Nationwide, a new surge of Arctic air moved into the Great Lakes and Northeast on Tuesday with snow, frigid temperatures and strong winds, following a bomb cyclone that barreled across the Midwest and left tens of thousands of customers without power. The National Weather Service said blustery winds added to the chill, with temperatures falling below freezing as far south as the Florida panhandle.
Forecasters said parts of the Plains and Great Lakes saw sharply colder air and a mix of snow, ice and rain earlier in the week, and that the system intensified quickly enough to meet bomb cyclone criteria. As the weather shifted, the NWS said the frigid air trailing behind the storm was expected to spread across much of the eastern two-thirds of the country and fuel the lake-effect “snow machine” in areas downwind of the Great Lakes.
Power outages spread alongside the storm. More than 115,000 customers were without power Tuesday morning nationwide, with around a third of them in Michigan, Poweroutage.us reported. The storm’s wind and cold prompted travel and safety warnings as conditions deteriorated in multiple areas.
In parts of western and upstate New York, officials and forecasters cited significant snowfall totals from Monday, with some areas seeing a foot or more and totals potentially reaching up to 3 feet (91 centimeters) this week. The weather service also said strong winds knocked down trees and wires across the region, including an 81 mph gust in Buffalo on Monday.
“It took her four hours to get to the Minneapolis airport on Tuesday,” Kristen Schultz, who said she was heading home to Alaska, described about the difficulty traveling during the storm. She advised people to “Just give yourself plenty of extra time” so they would not be stressed if conditions worsened, and “and you’re ready in case things don’t go so smoothly,” she said.
Whiteout conditions were still possible in some areas, the weather service said, and New York Gov. Kathy Hochul warned people in impacted areas to avoid unnecessary travel. Videos posted on social media showed people struggling to walk in the windy conditions, while downtown Buffalo saw a waterway clogged with branches and other debris linked to wind-driven surge from Lake Erie.
In Lackawanna, just south of Buffalo, Diane Miller was caught on video being blown off her daughter’s house front steps and landing in bushes, and she told WKBW-TV she was not seriously hurt. She said, “I opened her door and the wind caught me, and I went flying,” describing what happened.
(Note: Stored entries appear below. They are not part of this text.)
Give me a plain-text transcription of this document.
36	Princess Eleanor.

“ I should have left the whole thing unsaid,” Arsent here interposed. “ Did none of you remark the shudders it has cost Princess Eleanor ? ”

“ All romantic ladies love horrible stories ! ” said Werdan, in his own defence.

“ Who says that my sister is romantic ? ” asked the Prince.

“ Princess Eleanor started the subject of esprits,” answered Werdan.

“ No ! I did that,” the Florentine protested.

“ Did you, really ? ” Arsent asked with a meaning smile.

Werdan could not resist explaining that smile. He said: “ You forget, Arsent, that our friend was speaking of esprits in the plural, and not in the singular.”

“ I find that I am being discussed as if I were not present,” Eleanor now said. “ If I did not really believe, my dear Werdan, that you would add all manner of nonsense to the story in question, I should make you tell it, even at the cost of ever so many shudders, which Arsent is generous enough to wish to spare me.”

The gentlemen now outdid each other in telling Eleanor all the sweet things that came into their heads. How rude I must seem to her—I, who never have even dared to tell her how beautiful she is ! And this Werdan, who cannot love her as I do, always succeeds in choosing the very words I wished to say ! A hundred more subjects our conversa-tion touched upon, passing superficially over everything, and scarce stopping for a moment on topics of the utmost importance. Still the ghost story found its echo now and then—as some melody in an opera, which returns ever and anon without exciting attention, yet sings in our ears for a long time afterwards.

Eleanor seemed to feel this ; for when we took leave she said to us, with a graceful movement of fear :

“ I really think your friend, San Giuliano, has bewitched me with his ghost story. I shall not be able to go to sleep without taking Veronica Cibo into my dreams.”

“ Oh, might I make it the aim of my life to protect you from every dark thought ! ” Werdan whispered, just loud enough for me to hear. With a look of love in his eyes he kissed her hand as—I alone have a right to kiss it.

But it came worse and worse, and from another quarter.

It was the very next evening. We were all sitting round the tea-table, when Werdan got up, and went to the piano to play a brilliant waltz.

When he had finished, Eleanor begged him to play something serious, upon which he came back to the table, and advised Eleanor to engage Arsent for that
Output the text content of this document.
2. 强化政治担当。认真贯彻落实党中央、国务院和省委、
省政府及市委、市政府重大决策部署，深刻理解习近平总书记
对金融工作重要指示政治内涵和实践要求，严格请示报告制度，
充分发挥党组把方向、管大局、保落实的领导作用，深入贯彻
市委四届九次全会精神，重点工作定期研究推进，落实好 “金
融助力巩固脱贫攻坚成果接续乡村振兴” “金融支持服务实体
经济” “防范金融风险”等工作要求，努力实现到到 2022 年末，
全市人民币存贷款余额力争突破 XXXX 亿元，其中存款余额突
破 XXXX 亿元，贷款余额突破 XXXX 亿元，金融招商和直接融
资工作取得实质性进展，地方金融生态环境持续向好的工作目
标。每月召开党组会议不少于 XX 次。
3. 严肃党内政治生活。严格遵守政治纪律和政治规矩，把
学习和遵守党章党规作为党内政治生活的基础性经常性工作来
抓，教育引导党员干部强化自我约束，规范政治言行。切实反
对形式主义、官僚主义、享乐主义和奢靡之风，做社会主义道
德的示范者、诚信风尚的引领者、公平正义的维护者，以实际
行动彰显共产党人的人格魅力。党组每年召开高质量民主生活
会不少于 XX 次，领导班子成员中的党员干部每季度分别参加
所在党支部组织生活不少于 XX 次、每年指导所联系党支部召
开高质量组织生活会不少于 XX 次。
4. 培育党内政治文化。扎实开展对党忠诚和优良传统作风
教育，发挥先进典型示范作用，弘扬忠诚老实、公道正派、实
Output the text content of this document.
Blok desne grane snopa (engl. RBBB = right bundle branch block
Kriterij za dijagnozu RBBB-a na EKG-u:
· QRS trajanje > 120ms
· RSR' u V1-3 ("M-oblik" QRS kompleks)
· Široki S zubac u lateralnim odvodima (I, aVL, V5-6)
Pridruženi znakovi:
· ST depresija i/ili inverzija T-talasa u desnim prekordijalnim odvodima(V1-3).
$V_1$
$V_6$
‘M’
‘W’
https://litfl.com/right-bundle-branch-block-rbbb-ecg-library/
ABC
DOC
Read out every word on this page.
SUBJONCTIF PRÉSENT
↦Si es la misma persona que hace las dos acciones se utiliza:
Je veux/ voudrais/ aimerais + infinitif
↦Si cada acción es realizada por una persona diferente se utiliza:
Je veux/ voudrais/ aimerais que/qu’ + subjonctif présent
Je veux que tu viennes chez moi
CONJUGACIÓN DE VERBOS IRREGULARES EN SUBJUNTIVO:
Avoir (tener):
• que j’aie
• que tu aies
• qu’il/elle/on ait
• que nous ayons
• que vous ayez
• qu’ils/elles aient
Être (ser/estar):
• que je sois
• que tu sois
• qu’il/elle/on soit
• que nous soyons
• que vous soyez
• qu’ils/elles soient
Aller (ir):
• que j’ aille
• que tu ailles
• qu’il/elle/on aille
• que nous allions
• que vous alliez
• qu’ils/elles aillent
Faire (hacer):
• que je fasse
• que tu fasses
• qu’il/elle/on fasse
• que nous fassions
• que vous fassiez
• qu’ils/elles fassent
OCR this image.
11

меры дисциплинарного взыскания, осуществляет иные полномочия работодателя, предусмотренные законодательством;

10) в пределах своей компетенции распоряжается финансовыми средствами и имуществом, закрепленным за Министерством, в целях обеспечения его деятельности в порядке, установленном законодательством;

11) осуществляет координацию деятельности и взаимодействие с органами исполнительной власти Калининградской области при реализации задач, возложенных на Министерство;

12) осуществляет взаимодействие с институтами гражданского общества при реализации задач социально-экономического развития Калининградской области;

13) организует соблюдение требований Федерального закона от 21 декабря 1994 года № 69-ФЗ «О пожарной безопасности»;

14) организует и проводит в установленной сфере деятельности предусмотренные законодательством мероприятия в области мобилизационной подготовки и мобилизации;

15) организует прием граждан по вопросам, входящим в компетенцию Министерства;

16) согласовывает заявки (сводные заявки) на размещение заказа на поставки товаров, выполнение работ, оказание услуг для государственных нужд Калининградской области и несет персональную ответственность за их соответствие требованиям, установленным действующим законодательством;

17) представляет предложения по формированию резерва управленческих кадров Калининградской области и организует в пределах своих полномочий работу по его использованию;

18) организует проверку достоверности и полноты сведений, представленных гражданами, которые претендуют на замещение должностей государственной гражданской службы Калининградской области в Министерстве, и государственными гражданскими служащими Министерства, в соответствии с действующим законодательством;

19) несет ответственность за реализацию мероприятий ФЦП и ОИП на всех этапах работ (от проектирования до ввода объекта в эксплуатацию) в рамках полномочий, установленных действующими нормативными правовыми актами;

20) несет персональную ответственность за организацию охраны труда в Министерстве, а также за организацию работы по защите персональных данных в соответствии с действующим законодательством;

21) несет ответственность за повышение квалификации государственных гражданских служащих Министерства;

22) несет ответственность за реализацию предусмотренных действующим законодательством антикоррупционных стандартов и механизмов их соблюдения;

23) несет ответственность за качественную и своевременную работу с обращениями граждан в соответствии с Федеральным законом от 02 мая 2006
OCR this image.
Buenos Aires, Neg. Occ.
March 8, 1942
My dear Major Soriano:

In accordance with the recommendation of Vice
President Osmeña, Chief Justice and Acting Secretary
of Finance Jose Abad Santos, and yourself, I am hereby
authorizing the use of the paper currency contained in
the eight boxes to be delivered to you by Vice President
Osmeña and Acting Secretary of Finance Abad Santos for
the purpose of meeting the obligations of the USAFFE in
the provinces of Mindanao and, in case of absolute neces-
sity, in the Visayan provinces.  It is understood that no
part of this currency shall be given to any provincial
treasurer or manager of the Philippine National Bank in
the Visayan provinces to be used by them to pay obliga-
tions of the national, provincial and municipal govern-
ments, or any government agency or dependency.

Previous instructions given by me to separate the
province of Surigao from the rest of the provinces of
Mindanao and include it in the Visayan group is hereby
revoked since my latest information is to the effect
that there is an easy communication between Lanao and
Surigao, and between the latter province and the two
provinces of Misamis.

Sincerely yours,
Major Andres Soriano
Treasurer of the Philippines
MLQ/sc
The wind also shaped conditions around Lake Erie and beyond. The weather service said fierce winds on Lake Erie sent water surging toward the basin’s eastern end near Buffalo, while lowering water levels on the western side in Michigan exposed normally submerged lakebed, including the wreck of a car and a snowmobile.
In Monroe, Michigan, Kevin Aldrich, 33, a maintenance worker, said he had never seen the lake recede so much. He posted photos on social media showing wooden pilings sticking up from the muck and said, “Where those are at would typically be probably 12 feet deep,” adding that “We can usually drive our boat over them.”
Farther inland, dangerous wind chills dropped as low as minus 30 F (minus 34 C) across parts of North Dakota and Minnesota on Monday, and the National Weather Service said rare nearly hurricane-force winds were recorded on a mountain near Dolly Sods in northeast West Virginia. On the West Coast, strong Santa Ana winds with isolated gusts above 70 mph (112 kph) brought down trees in parts of Southern California after recent storms saturated the soil, and downed powerlines forced the shutdown of a freeway north of Los Angeles for several hours on Monday.
Rain on New Year’s Day could potentially soak the Rose Parade in Pasadena for the first time in about two decades, forecasters said, while wind advisories had expired by evening but blustery conditions were expected to continue into Saturday, along with thunderstorms, according to the NWS.